Especially now, when you’re actively avoiding me.
” She pushed off from the table, her dress still unbuttoned to her belly button.
Her hair was in a disarray, her neck and jaw a little reddened where his stubble had scratched her.
She looked glorious. “You think I walk around showing people my scar and telling them my history?”
“Why is that wrong? What if you needed an emergency visit? How was I supposed to take care of you? How can you be so irresponsible and flippant about this?”
She flinched, and Alessandro wondered if he was losing his mind.
Chin quivering, she looked at him as if he’d betrayed her in the worst possible way.
“I’m choosing to see this as your concern for me and not…
” Her words shook, slender body trembling with fury.
“If you ever assume that I don’t know my own mind or even insinuate that I’m helpless…
I’ll never forgive you.” She swallowed, and that she had a better measure of control over her emotions than he did right then shamed him.
“I have all my insurance information, my medication prescriptions, my monthly checkups already set up. As for emergency, it’s no different from anyone else needing to be rushed to the ER. ”
“I still think you should’ve shared your—”
“Why? So that everyone can look at me the way you’re looking at me now? I can see the way you perceive me shifting in front of my very eyes…” Her words held a question in them.
But Alessandro couldn’t think beyond what it meant to him.
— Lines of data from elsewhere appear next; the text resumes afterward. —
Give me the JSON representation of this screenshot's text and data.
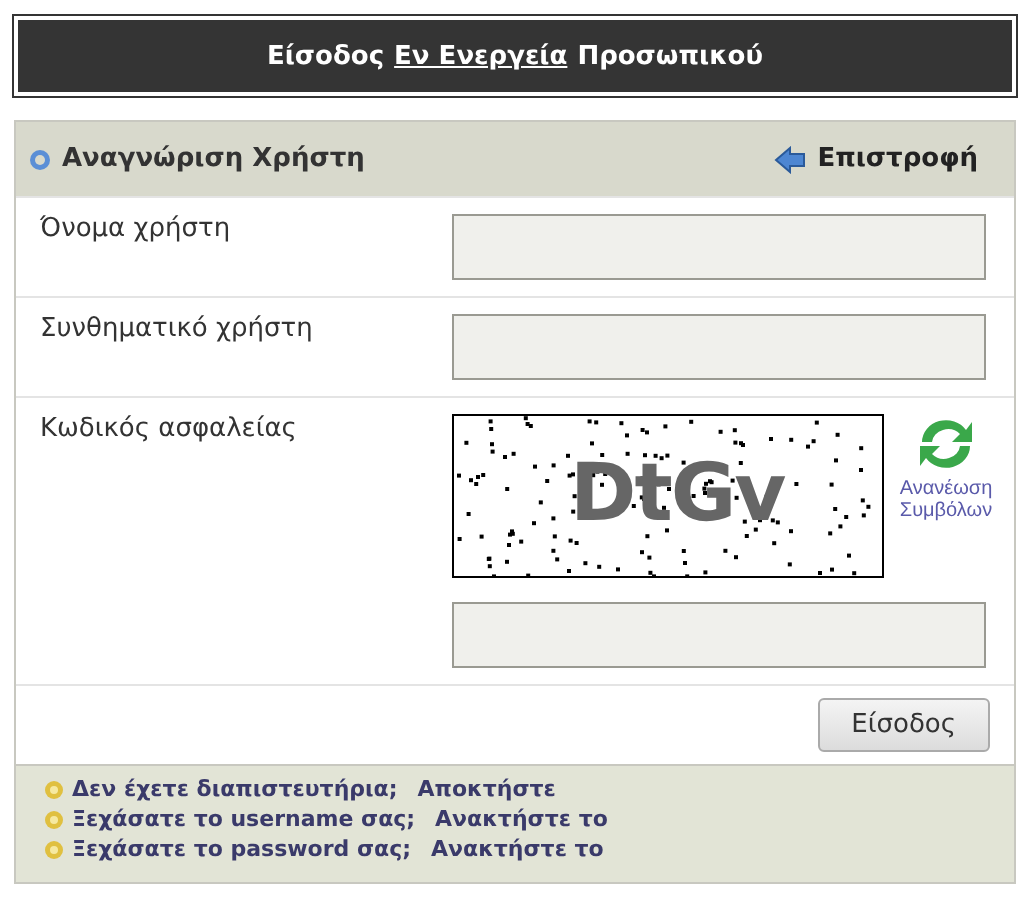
{
  "title": {
    "before": "Είσοδος",
    "link": "Εν Ενεργεία",
    "after": "Προσωπικού"
  },
  "panel": {
    "heading": "Αναγνώριση Χρήστη",
    "back": "Επιστροφή"
  },
  "fields": [
    {
      "label": "Όνομα χρήστη",
      "kind": "input"
    },
    {
      "label": "Συνθηματικό χρήστη",
      "kind": "password"
    },
    {
      "label": "Κωδικός ασφαλείας",
      "kind": "captcha",
      "captcha": "DtGv",
      "refresh": "Ανανέωση Συμβόλων"
    }
  ],
  "submit": "Είσοδος",
  "help": [
    {
      "question": "Δεν έχετε διαπιστευτήρια;",
      "link": "Αποκτήστε"
    },
    {
      "question": "Ξεχάσατε το username σας;",
      "link": "Ανακτήστε το"
    },
    {
      "question": "Ξεχάσατε το password σας;",
      "link": "Ανακτήστε το"
    }
  ]
}
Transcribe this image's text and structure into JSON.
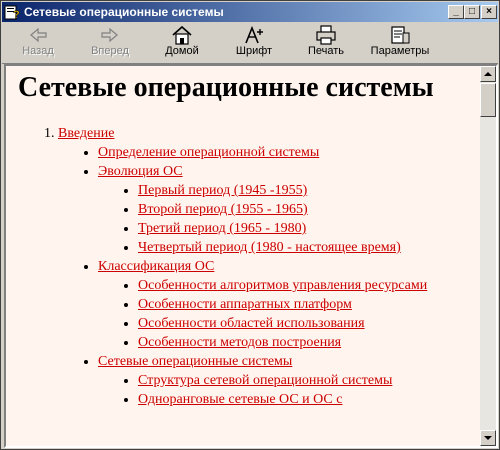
{
  "window": {
    "title": "Сетевые операционные системы"
  },
  "toolbar": {
    "back": "Назад",
    "forward": "Вперед",
    "home": "Домой",
    "font": "Шрифт",
    "print": "Печать",
    "options": "Параметры"
  },
  "page": {
    "heading": "Сетевые операционные системы",
    "item1": {
      "label": "Введение",
      "def": "Определение операционной системы",
      "evo": {
        "label": "Эволюция ОС",
        "p1": "Первый период (1945 -1955)",
        "p2": "Второй период (1955 - 1965)",
        "p3": "Третий период (1965 - 1980)",
        "p4": "Четвертый период (1980 - настоящее время)"
      },
      "cls": {
        "label": "Классификация ОС",
        "c1": "Особенности алгоритмов управления ресурсами",
        "c2": "Особенности аппаратных платформ",
        "c3": "Особенности областей использования",
        "c4": "Особенности методов построения"
      },
      "net": {
        "label": "Сетевые операционные системы",
        "n1": "Структура сетевой операционной системы",
        "n2": "Одноранговые сетевые ОС и ОС с"
      }
    }
  },
  "colors": {
    "link": "#cc0000",
    "background": "#fff5ee",
    "titlebar_start": "#0a246a",
    "titlebar_end": "#a6caf0"
  },
  "icons": [
    "help-window-icon",
    "minimize-icon",
    "maximize-icon",
    "close-icon",
    "back-arrow-icon",
    "forward-arrow-icon",
    "home-icon",
    "font-icon",
    "printer-icon",
    "options-icon",
    "scroll-up-icon",
    "scroll-down-icon"
  ]
}
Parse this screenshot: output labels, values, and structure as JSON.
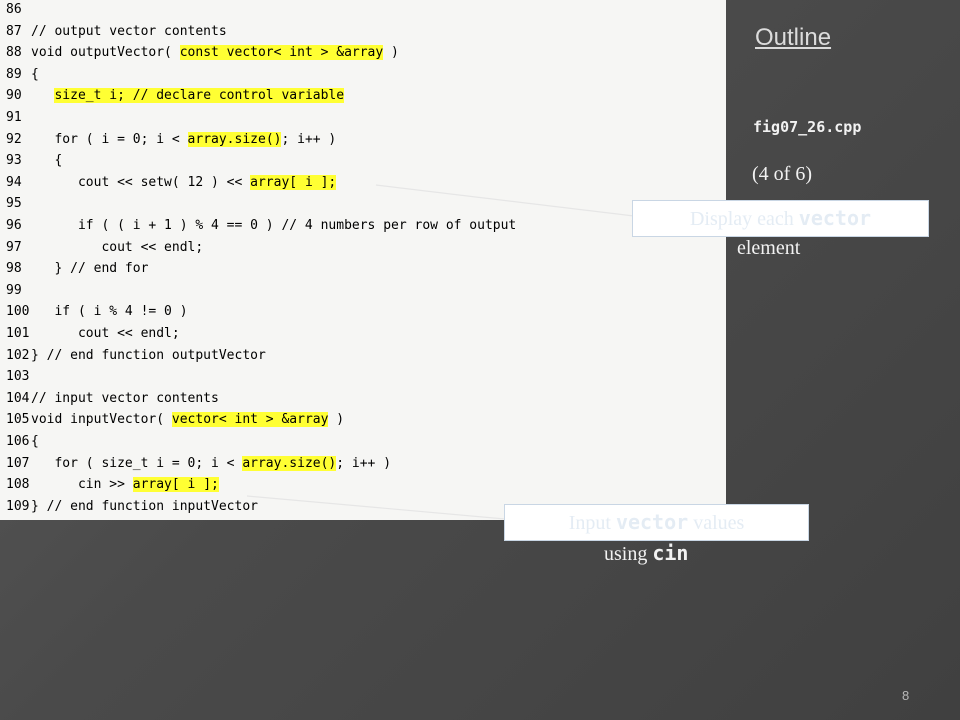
{
  "outline": {
    "title": "Outline",
    "file": "fig07_26.cpp",
    "page": "(4 of 6)"
  },
  "code_lines": [
    {
      "num": "86",
      "segs": []
    },
    {
      "num": "87",
      "segs": [
        {
          "t": "// output vector contents",
          "hl": false
        }
      ]
    },
    {
      "num": "88",
      "segs": [
        {
          "t": "void outputVector( ",
          "hl": false
        },
        {
          "t": "const vector< int > &array",
          "hl": true
        },
        {
          "t": " )",
          "hl": false
        }
      ]
    },
    {
      "num": "89",
      "segs": [
        {
          "t": "{",
          "hl": false
        }
      ]
    },
    {
      "num": "90",
      "segs": [
        {
          "t": "   ",
          "hl": false
        },
        {
          "t": "size_t i; // declare control variable",
          "hl": true
        }
      ]
    },
    {
      "num": "91",
      "segs": []
    },
    {
      "num": "92",
      "segs": [
        {
          "t": "   for ( i = 0; i < ",
          "hl": false
        },
        {
          "t": "array.size()",
          "hl": true
        },
        {
          "t": "; i++ )",
          "hl": false
        }
      ]
    },
    {
      "num": "93",
      "segs": [
        {
          "t": "   {",
          "hl": false
        }
      ]
    },
    {
      "num": "94",
      "segs": [
        {
          "t": "      cout << setw( 12 ) << ",
          "hl": false
        },
        {
          "t": "array[ i ];",
          "hl": true
        }
      ]
    },
    {
      "num": "95",
      "segs": []
    },
    {
      "num": "96",
      "segs": [
        {
          "t": "      if ( ( i + 1 ) % 4 == 0 ) // 4 numbers per row of output",
          "hl": false
        }
      ]
    },
    {
      "num": "97",
      "segs": [
        {
          "t": "         cout << endl;",
          "hl": false
        }
      ]
    },
    {
      "num": "98",
      "segs": [
        {
          "t": "   } // end for",
          "hl": false
        }
      ]
    },
    {
      "num": "99",
      "segs": []
    },
    {
      "num": "100",
      "segs": [
        {
          "t": "   if ( i % 4 != 0 )",
          "hl": false
        }
      ]
    },
    {
      "num": "101",
      "segs": [
        {
          "t": "      cout << endl;",
          "hl": false
        }
      ]
    },
    {
      "num": "102",
      "segs": [
        {
          "t": "} // end function outputVector",
          "hl": false
        }
      ]
    },
    {
      "num": "103",
      "segs": []
    },
    {
      "num": "104",
      "segs": [
        {
          "t": "// input vector contents",
          "hl": false
        }
      ]
    },
    {
      "num": "105",
      "segs": [
        {
          "t": "void inputVector( ",
          "hl": false
        },
        {
          "t": "vector< int > &array",
          "hl": true
        },
        {
          "t": " )",
          "hl": false
        }
      ]
    },
    {
      "num": "106",
      "segs": [
        {
          "t": "{",
          "hl": false
        }
      ]
    },
    {
      "num": "107",
      "segs": [
        {
          "t": "   for ( size_t i = 0; i < ",
          "hl": false
        },
        {
          "t": "array.size()",
          "hl": true
        },
        {
          "t": "; i++ )",
          "hl": false
        }
      ]
    },
    {
      "num": "108",
      "segs": [
        {
          "t": "      cin >> ",
          "hl": false
        },
        {
          "t": "array[ i ];",
          "hl": true
        }
      ]
    },
    {
      "num": "109",
      "segs": [
        {
          "t": "} // end function inputVector",
          "hl": false
        }
      ]
    }
  ],
  "callouts": {
    "display": {
      "pre": "Display each ",
      "mono": "vector",
      "tail": "element"
    },
    "input": {
      "pre": "Input ",
      "mono": "vector",
      "post": " values",
      "tail_pre": "using ",
      "tail_mono": "cin"
    }
  },
  "highlight_color": "#ffff33",
  "slide_number": "8"
}
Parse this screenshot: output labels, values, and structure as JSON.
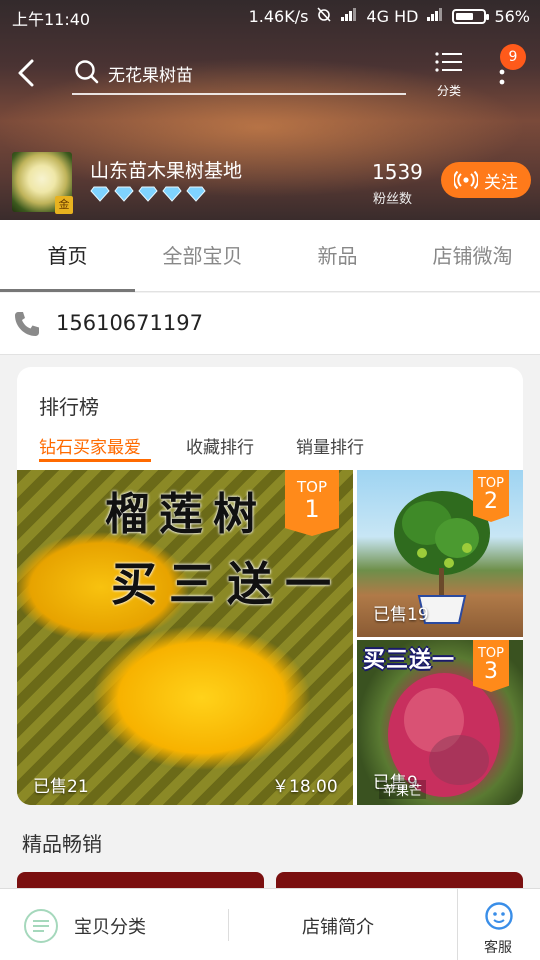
{
  "status_bar": {
    "time": "上午11:40",
    "network_speed": "1.46K/s",
    "network_type": "4G HD",
    "battery": "56%"
  },
  "header": {
    "search_text": "无花果树苗",
    "category_label": "分类",
    "notification_count": "9"
  },
  "shop": {
    "name": "山东苗木果树基地",
    "gold_badge": "金",
    "diamond_count": 5,
    "fans_count": "1539",
    "fans_label": "粉丝数",
    "follow_label": "关注"
  },
  "tabs": [
    {
      "label": "首页",
      "active": true
    },
    {
      "label": "全部宝贝",
      "active": false
    },
    {
      "label": "新品",
      "active": false
    },
    {
      "label": "店铺微淘",
      "active": false
    }
  ],
  "contact": {
    "phone": "15610671197"
  },
  "ranking": {
    "title": "排行榜",
    "tabs": [
      {
        "label": "钻石买家最爱",
        "active": true
      },
      {
        "label": "收藏排行",
        "active": false
      },
      {
        "label": "销量排行",
        "active": false
      }
    ],
    "items": [
      {
        "rank_top": "TOP",
        "rank_number": "1",
        "promo_line1": "榴莲树",
        "promo_line2": "买三送一",
        "sold": "已售21",
        "price": "￥18.00"
      },
      {
        "rank_top": "TOP",
        "rank_number": "2",
        "sold": "已售19"
      },
      {
        "rank_top": "TOP",
        "rank_number": "3",
        "promo": "买三送一",
        "sold": "已售9",
        "label": "苹果芒"
      }
    ]
  },
  "featured": {
    "title": "精品畅销"
  },
  "bottom_bar": {
    "category_label": "宝贝分类",
    "intro_label": "店铺简介",
    "service_label": "客服"
  },
  "colors": {
    "accent": "#ff6a00",
    "follow_button": "#ff7a1a",
    "badge": "#ff5a1a",
    "diamond": "#7fd3ff"
  },
  "icons": [
    "back-arrow-icon",
    "search-icon",
    "list-icon",
    "more-vertical-icon",
    "diamond-icon",
    "broadcast-icon",
    "phone-icon",
    "category-icon",
    "service-face-icon"
  ]
}
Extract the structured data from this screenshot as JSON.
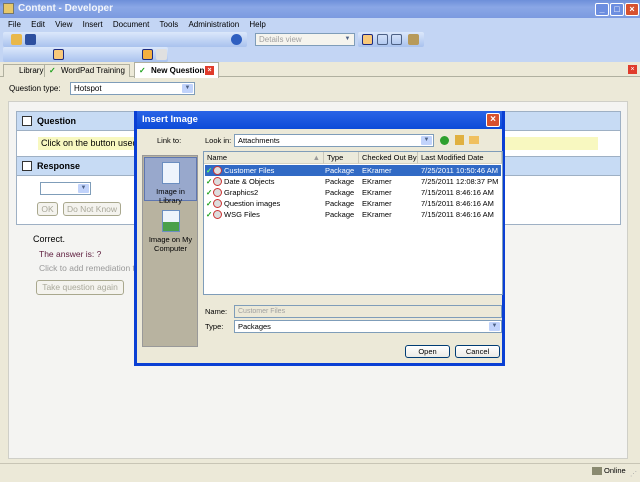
{
  "window": {
    "title": "Content - Developer"
  },
  "menu": [
    "File",
    "Edit",
    "View",
    "Insert",
    "Document",
    "Tools",
    "Administration",
    "Help"
  ],
  "toolbar": {
    "view_select": "Details view"
  },
  "tabs": [
    {
      "label": "Library"
    },
    {
      "label": "WordPad Training"
    },
    {
      "label": "New Question"
    }
  ],
  "question_type": {
    "label": "Question type:",
    "value": "Hotspot"
  },
  "question": {
    "header": "Question",
    "text": "Click on the button used t"
  },
  "response": {
    "header": "Response",
    "ok": "OK",
    "do_not_know": "Do Not Know"
  },
  "feedback": {
    "correct": "Correct.",
    "answer": "The answer is: ?",
    "remediation": "Click to add remediation te",
    "retry": "Take question again"
  },
  "dialog": {
    "title": "Insert Image",
    "link_to_label": "Link to:",
    "link_items": [
      "Image in Library",
      "Image on My Computer"
    ],
    "look_in_label": "Look in:",
    "look_in_value": "Attachments",
    "columns": [
      "Name",
      "Type",
      "Checked Out By",
      "Last Modified Date"
    ],
    "rows": [
      {
        "name": "Customer Files",
        "type": "Package",
        "checked_out_by": "EKramer",
        "modified": "7/25/2011 10:50:46 AM"
      },
      {
        "name": "Date & Objects",
        "type": "Package",
        "checked_out_by": "EKramer",
        "modified": "7/25/2011 12:08:37 PM"
      },
      {
        "name": "Graphics2",
        "type": "Package",
        "checked_out_by": "EKramer",
        "modified": "7/15/2011 8:46:16 AM"
      },
      {
        "name": "Question images",
        "type": "Package",
        "checked_out_by": "EKramer",
        "modified": "7/15/2011 8:46:16 AM"
      },
      {
        "name": "WSG Files",
        "type": "Package",
        "checked_out_by": "EKramer",
        "modified": "7/15/2011 8:46:16 AM"
      }
    ],
    "name_label": "Name:",
    "name_value": "Customer Files",
    "type_label": "Type:",
    "type_value": "Packages",
    "open": "Open",
    "cancel": "Cancel"
  },
  "status": {
    "text": "Online"
  }
}
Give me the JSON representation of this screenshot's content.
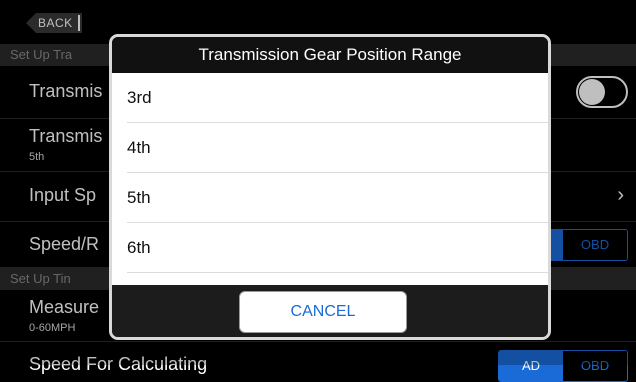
{
  "nav": {
    "back_label": "BACK"
  },
  "sections": [
    {
      "header": "Set Up Tra"
    },
    {
      "header": "Set Up Tin"
    }
  ],
  "rows": {
    "r1": {
      "title": "Transmis"
    },
    "r2": {
      "title": "Transmis",
      "subtitle": "5th"
    },
    "r3": {
      "title": "Input Sp"
    },
    "r4": {
      "title": "Speed/R",
      "seg_on": "",
      "seg_off": "OBD"
    },
    "r5": {
      "title": "Measure",
      "subtitle": "0-60MPH"
    },
    "r6": {
      "title": "Speed For Calculating",
      "seg_on": "AD",
      "seg_off": "OBD"
    }
  },
  "modal": {
    "title": "Transmission Gear Position Range",
    "options": [
      "3rd",
      "4th",
      "5th",
      "6th"
    ],
    "cancel_label": "CANCEL"
  },
  "colors": {
    "accent": "#1a6bd8",
    "header_bg": "#2b2b2b",
    "modal_border": "#d9d9d9"
  }
}
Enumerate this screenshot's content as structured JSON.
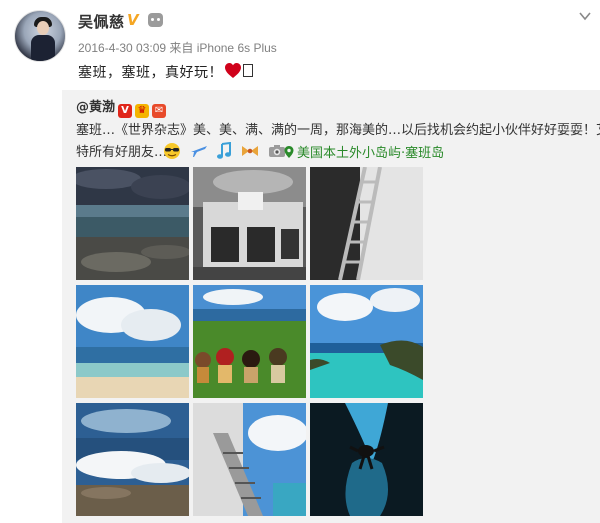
{
  "post": {
    "author": "吴佩慈",
    "meta": "2016-4-30 03:09  来自 iPhone 6s Plus",
    "text": "塞班，塞班，真好玩！"
  },
  "repost": {
    "mention": "@黄渤",
    "line1": "塞班…《世界杂志》美、美、满、满的一周，那海美的…以后找机会约起小伙伴好好耍耍！艾",
    "line2": "特所有好朋友…",
    "location": "美国本土外小岛屿·塞班岛"
  },
  "icons": {
    "verified": "v-badge-icon",
    "robot": "robot-icon",
    "chevron": "chevron-down-icon",
    "heart": "heart-icon",
    "pin": "location-pin-icon"
  },
  "colors": {
    "accent_verified": "#f5a623",
    "heart": "#d0021b",
    "location": "#2a8a2a",
    "repost_bg": "#f2f2f2"
  },
  "photos": [
    {
      "name": "photo-stormy-beach"
    },
    {
      "name": "photo-bw-boat-cabin"
    },
    {
      "name": "photo-bw-ladder"
    },
    {
      "name": "photo-beach-clouds"
    },
    {
      "name": "photo-figurines-grass"
    },
    {
      "name": "photo-turquoise-cove"
    },
    {
      "name": "photo-crashing-waves"
    },
    {
      "name": "photo-boat-stairs"
    },
    {
      "name": "photo-underwater-cave-diver"
    }
  ]
}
Couldn’t get perspective. Silence had never felt like it could tear two people apart.
Hurt twisted her smile into a mockery. “Thinking this thing between us was worthy of exploration was a colossal mistake. My age, Matteo, and now my history…you’ll find something to reject this.
And that’s your prerogative. But I’ll be damned if I let you make me believe that I’m not—” Tears filled her eyes and she inhaled loudly.
“I finally understand why Matteo calls you a machine. But he doesn’t know the worst, does he?
It’s not that you can’t feel. It’s that you don’t want to. ”
She swept out of the kitchen, holding her dress together, her spine straight, head held high.
Alessandro stayed still for a long time, his mind still reeling. Suddenly, he could see all the reasons their chemistry was more than surface level: because she understood what it meant to not have power over your own life.
But her fears and her very real struggles hadn’t stopped her from wanting to live, from wanting to taste everything life offered. From recognizing the same hunger in him, even though he was everything she called him—remote, ruthless, heartless.
Only now did he realize how much more he’d lost than Violetta fourteen years ago. Grief had robbed so much from him—friends, of family, even his brother. Laughter. Simple pleasures. The ability to connect.
It had isolated him until he had gotten used to having nothing.